The title question of this piece is the subject which Matt Lewis was pondering this week at The Daily Caller. Exactly how deeply has social change in the liberal / progressive direction embedded itself in our daily lives and those aspects of our public awareness outside of politics and government? There are plenty of areas where it either may not be the case or might not be obvious, but I’ll confess that some recent events in the NFL have gotten me wondering along the same lines.

Are liberals taking over sports coverage, too? Increasingly, that’s the way it feels. And it’s not just because Keith Olbermann is back at ESPN.

In just the last year or so, sports has been dominated by stories about NBA player Jason Collins coming out as gay, the Miami Dolphins “bullying” scandal, debates over whether or not “Redskins” is a racial slur (with some outlets refusing to even use the name), and worries over the NFL’s “concussion crisis.”

The increased politicization of sports was probably the first sign. More and more, it seems, the behind-the-scenes soap opera has overshadowed what’s happening between the lines.

And as was the case with Bob Costas’ gun control rant earlier this year — or ESPN commentator Kevin Blackstone’s recent reference to the national anthem as a “war anthem” — many sports commentators are coming down decidedly on the side of political correctness (the flouting of which forced Rush Limbaugh to resign from ESPN a decade ago), away from overt patriotism and pro-American symbolism, and toward using sports to advance progressive social engineering goals.

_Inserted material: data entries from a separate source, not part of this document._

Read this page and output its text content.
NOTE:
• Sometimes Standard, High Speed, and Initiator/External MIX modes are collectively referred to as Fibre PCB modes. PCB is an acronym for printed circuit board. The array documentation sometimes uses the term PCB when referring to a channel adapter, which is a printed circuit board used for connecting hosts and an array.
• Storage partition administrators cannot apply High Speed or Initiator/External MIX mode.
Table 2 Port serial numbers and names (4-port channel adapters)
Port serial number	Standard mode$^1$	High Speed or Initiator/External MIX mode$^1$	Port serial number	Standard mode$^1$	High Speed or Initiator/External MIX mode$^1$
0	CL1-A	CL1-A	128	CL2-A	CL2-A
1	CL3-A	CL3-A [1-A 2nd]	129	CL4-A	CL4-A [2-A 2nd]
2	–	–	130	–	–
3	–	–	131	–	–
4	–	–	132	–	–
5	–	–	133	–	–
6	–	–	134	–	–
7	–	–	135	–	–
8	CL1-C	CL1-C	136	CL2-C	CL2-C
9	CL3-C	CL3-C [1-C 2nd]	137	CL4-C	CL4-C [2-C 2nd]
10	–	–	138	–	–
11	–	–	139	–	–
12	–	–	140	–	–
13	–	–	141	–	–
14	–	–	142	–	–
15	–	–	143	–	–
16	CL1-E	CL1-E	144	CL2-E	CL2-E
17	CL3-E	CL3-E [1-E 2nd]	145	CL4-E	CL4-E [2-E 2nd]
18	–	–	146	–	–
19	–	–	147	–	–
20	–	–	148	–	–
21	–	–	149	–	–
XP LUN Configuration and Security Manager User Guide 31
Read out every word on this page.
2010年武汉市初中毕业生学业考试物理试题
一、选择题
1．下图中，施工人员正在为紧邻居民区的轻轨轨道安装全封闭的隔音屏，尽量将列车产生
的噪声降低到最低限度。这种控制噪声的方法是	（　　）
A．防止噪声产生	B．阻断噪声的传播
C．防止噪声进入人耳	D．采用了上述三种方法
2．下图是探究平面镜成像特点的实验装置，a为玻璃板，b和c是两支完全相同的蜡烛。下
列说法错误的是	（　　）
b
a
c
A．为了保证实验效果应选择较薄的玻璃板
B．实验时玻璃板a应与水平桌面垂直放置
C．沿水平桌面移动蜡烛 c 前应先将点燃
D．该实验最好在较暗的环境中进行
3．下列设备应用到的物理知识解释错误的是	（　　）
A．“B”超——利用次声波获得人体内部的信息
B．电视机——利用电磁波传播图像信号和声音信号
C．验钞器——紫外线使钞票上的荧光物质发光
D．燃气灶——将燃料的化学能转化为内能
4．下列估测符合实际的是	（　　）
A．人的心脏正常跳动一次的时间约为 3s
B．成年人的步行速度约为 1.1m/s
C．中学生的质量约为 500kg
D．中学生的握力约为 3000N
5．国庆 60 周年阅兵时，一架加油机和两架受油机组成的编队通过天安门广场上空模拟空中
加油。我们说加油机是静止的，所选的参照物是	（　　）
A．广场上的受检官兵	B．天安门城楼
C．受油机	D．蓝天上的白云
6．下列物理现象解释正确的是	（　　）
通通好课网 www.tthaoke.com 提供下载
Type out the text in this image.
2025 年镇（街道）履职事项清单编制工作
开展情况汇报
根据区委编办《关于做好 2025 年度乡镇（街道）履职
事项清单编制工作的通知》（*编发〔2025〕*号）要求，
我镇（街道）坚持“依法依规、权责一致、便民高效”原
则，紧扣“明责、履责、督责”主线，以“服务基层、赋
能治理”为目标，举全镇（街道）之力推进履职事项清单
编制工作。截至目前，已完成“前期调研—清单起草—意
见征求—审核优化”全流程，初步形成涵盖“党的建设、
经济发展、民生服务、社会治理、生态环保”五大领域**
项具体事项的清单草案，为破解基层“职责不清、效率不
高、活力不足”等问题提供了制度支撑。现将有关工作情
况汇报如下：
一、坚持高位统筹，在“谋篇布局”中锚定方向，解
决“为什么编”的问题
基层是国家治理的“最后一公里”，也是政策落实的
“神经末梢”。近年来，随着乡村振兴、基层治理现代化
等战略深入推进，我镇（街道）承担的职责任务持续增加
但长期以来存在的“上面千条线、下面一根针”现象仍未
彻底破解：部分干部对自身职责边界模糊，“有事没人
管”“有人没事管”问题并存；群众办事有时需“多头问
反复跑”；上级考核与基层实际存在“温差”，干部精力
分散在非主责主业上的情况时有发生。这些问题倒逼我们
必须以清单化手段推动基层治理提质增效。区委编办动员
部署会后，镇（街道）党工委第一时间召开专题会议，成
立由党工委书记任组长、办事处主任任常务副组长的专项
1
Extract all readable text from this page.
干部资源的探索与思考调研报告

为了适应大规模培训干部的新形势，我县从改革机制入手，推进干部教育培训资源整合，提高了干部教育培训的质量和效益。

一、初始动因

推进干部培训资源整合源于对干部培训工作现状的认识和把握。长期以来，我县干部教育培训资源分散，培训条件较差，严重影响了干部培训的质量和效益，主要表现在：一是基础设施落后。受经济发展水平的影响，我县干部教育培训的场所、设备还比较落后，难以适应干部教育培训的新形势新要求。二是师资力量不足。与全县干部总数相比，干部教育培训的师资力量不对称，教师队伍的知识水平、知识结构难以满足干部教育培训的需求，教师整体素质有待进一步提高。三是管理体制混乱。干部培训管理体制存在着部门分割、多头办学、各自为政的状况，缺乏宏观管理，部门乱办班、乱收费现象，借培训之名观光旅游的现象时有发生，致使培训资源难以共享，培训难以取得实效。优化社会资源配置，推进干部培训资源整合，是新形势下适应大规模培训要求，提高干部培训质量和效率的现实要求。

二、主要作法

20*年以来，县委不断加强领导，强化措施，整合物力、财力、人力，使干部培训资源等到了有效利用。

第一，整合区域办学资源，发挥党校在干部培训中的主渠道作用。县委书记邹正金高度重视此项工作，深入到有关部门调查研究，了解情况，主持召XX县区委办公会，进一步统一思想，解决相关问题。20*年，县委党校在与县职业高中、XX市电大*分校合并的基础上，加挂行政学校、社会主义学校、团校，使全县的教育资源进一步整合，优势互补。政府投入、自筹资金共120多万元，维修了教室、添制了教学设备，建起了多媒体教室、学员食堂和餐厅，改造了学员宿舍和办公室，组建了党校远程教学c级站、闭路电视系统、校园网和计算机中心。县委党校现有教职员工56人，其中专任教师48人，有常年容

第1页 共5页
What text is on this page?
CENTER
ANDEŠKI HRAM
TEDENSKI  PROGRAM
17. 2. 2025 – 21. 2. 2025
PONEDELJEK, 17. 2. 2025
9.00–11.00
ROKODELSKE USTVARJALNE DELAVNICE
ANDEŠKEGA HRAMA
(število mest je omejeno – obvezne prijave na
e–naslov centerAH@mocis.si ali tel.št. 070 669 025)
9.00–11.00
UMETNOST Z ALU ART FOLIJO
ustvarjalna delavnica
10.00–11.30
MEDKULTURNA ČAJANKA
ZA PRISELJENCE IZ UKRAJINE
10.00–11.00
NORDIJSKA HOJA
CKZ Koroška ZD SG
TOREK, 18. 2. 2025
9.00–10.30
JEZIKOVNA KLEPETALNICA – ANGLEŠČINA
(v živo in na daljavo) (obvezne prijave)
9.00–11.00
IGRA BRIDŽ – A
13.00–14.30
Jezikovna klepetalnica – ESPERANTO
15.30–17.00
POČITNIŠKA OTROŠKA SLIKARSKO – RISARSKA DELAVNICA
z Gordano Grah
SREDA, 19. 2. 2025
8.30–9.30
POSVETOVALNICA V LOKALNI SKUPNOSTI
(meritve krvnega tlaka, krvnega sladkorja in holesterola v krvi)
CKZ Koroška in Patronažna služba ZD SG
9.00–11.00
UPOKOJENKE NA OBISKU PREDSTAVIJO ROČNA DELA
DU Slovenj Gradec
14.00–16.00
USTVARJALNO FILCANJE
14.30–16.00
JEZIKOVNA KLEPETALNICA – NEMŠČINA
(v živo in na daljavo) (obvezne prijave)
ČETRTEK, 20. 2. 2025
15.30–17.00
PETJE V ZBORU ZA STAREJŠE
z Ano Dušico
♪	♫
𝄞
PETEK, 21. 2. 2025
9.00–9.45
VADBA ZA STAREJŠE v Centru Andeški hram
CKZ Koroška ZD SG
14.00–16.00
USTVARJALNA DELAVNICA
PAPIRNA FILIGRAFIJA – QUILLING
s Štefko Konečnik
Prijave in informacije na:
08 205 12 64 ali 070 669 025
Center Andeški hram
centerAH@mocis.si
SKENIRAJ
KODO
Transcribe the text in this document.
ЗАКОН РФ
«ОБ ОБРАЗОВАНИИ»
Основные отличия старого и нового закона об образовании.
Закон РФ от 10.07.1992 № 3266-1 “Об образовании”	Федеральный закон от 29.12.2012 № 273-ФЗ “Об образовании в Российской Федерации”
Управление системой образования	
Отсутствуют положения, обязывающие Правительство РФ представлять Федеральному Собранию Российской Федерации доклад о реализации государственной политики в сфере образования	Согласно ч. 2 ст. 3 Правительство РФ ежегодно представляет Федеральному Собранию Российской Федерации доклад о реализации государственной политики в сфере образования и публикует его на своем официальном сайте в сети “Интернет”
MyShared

There’s certainly something to be said for the variously humorous and/or frustrating turns we’ve seen when sportscasters step outside of their professional wheelhouse and begin preaching about political and social issues. But everyone has an opinion, and they are free to spout them off from whatever platform they can achieve. Some of Matt’s other questions, though, deal with changes we are seeing in the NFL of late. It seems clear that players who engage in some of the hardest hits (and don’t we all love them on the replays every week?) over a long career are susceptible to brain trauma of various sorts. Nobody wants that.

But what is there to be done? I confess that this question leaves me conflicted. Nobody wants to see players end up in a vegetative state, and it seems logical that technology should be able to offer some sort of relief on that front. But how much do we want to (and I’ll apologize in advance for using the term) “sissify” the NFL? If we change the rules and the gear to the point where they are eventually playing flag football, would anyone still want to watch? Would you watch professional boxing if everyone wore headgear? I probably wouldn’t. But then, I don’t want to see all the ex-champs being pushed around in wheelchairs either.

This is a tough question. I don’t know if it should be, but it is. I open it up for your discussion this evening as we prepare for another weekend of football.